Information asymmetry
situations in which one party is more informed than another, because of the possession of private information
Leveraged buyouts
A single investor or group of investors buys, with the help of borrowed money (leveraged against the company’s assets), the outstanding shares of a publicly traded company in order to take it private
Stock options
An incentive mechanism to align the interests
of shareholders and managers, by giving the recipient the right (but not the obligation) to buy a company’s stock at a predetermined price sometime in the future
Shareholder capitalism
Shareholders—the providers of the necessary risk capital and the legal owners of public companies—have the most legitimate claim on profits
Restructuring
Restructuring is a strategy where a firm changes its set of businesses or financial structure
Downscoping
Eliminating non-core business units
- This is also called refocusing
Downsizing
Getting smaller/leaner and cutting costs through Reduction of employees and Reducing assets
Joint Venture
a type of strategic alliance that involves the establishment of an independent corporate entity that is jointly owned and controlled by the two partners (creates a third party
Strategic Alliance
a formal agreement between two or more companies to work cooperatively toward some common objective
Blue Ocean
Involves a firm seeking sizable and durable competitive advantage by abandoning its existing markets and, then, inventing a new industry or distinctive market segment in which that firm has exclusive access to new demand.
Retrenchment
Cost and Asset Reduction to Reverse Declining Sales and Profits
Divestiture
Selling a Division or Part of an Organization
Liquidation
The company’s operations are brought to an end, and its assets are divvied up among creditors and shareholders, according to the priority of their claims
Turnaround steps
Restoring profitability to a distressed company
Step 1: stop the losses
- Retrenchment/ Cost Cutting
- Divestitures
- Replacing the CEO and/or top managers
Step 2: Stabilize and restore profitability
- Innovation and R&D
- Image Enhancements
Mergers
A combination or consolidation of two firms to form a new legal entity, usually a newly created firm with a new name.

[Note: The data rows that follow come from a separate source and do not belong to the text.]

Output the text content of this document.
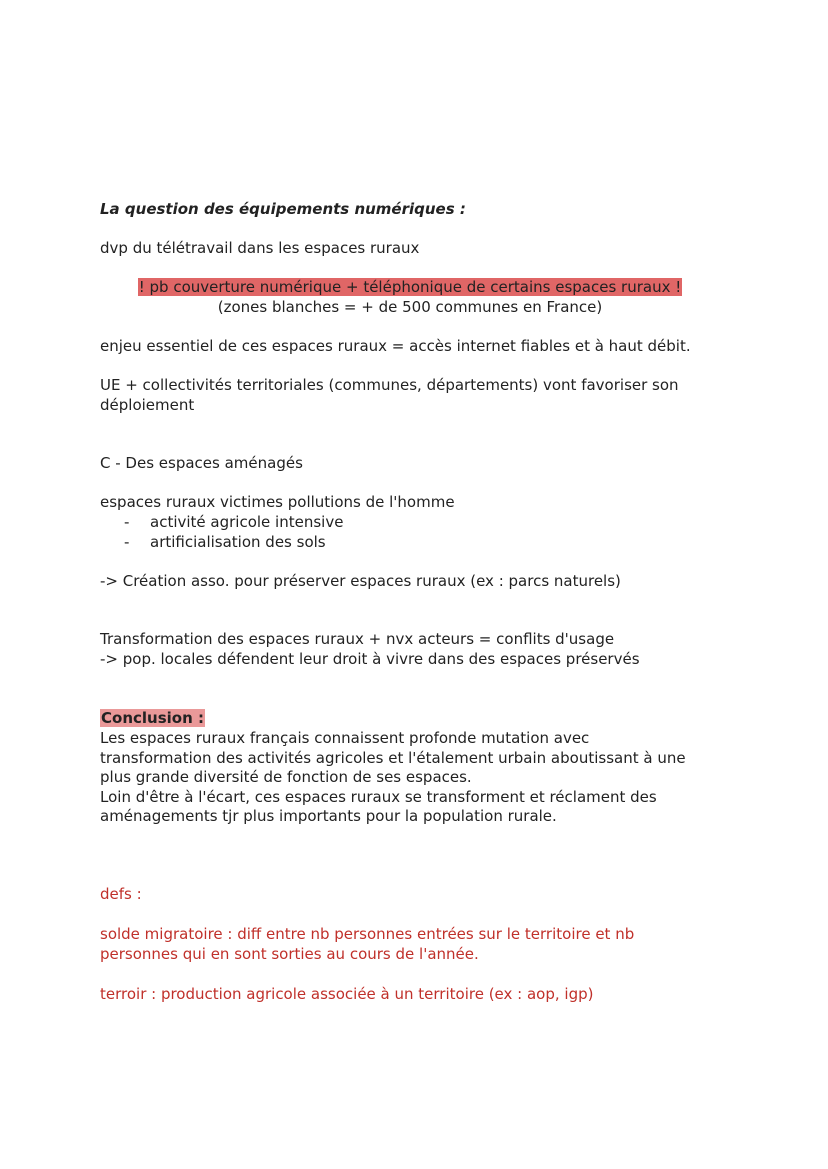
La question des équipements numériques :
dvp du télétravail dans les espaces ruraux
! pb couverture numérique + téléphonique de certains espaces ruraux !
(zones blanches = + de 500 communes en France)
enjeu essentiel de ces espaces ruraux = accès internet fiables et à haut débit.
UE + collectivités territoriales (communes, départements) vont favoriser son
déploiement
C - Des espaces aménagés
espaces ruraux victimes pollutions de l'homme
- activité agricole intensive
- artificialisation des sols
-> Création asso. pour préserver espaces ruraux (ex : parcs naturels)
Transformation des espaces ruraux + nvx acteurs = conflits d'usage
-> pop. locales défendent leur droit à vivre dans des espaces préservés
Conclusion :
Les espaces ruraux français connaissent profonde mutation avec
transformation des activités agricoles et l'étalement urbain aboutissant à une
plus grande diversité de fonction de ses espaces.
Loin d'être à l'écart, ces espaces ruraux se transforment et réclament des
aménagements tjr plus importants pour la population rurale.
defs :
solde migratoire : diff entre nb personnes entrées sur le territoire et nb
personnes qui en sont sorties au cours de l'année.
terroir : production agricole associée à un territoire (ex : aop, igp)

- Two similar sized firms unite
- Usually friendly and mutually beneficial
- Usually merge names
Acquisitions
One firm buying another firm either through stock purchases, cash, or the issuance of debt.
A larger firm buys a smaller firm
-The smaller firm usually becomes a subsidiary
-The larger firm usually acquires all of the target firm’s stock
-Can be friendly or hostile
Why M&A
- reduction of competitive intensity
- lower costs
- increased differentiation
Logic of M&A
Value creation from division synergies
-Dominant logics build from each other.
Economies of scale
-Increase volume of production, decreases costs
Economics of scope
-Creating two or more products simultaneously so the cost is lower than producing the products separately.